# Power steering died...



## Honeyboy (Jan 4, 2007)

On my 2004 Maxima, I was just starting to turn right from a stopped position and when I was turned all the way it felt like something popped and then all my power steering fluid leaked out. Obviously I have no PS. Any ideas what it could be and how much it's gonna cost me. 

I'm no mechanic so I will need to find someone who can fix it hopefully for cheap. Is this going to be a simple problem that anyone can fix or do I need to take it to a dealer and pay the big bucks?

Thanks in advance.


----------



## rps180 (Aug 20, 2005)

Try taking a look yourself. A leak shouldn't be that hard to find. If it is a hose with a hose clamp on either side, it shouldn't pose much of a problem for a shadetree. Anything else and you may need to consult a reputable mechanic. Do NOT continue driving the vehicle without any powersteering fluid in the system, since this will cause the pump to run dry damaging it. Then you will be looking at also replacing a powersteering pump as well.


----------



## Honeyboy (Jan 4, 2007)

Thanks rps for you response. I've found out what the problem was. 

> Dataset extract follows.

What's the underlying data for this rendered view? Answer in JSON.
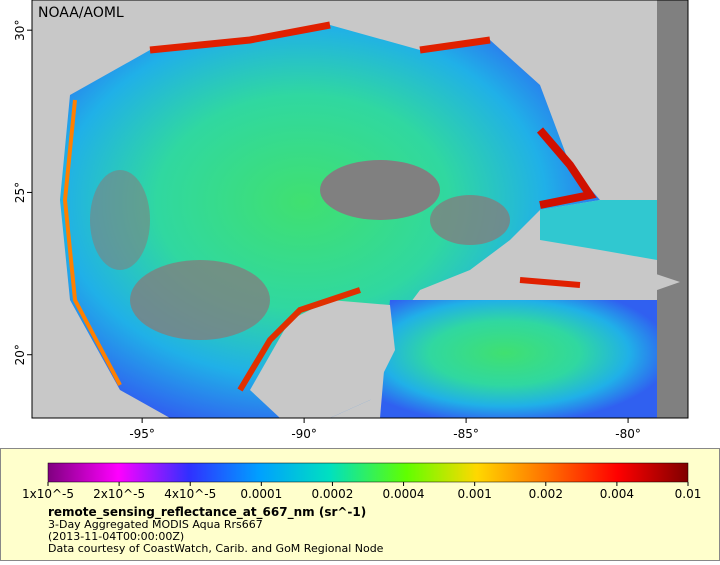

I'm probably not using the right terminology here, but the rack had come apart. The part that connects to the wheel had "unscrewed" itself and actually come off. That caused a breech in the system and that's why fluid leaked out. Luckily my mechanic was able to screw it back on and it seems to be fine now. Why it came off I have no idea. But my mechanic probably saved me $800-$1000 because you know the dealer would have wanted to sell me a new rack. My mechanic charged me $60.

Alls well that ends well.


----------



## rps180 (Aug 20, 2005)

Awesome. At least it is fixed, and for a good price!


----------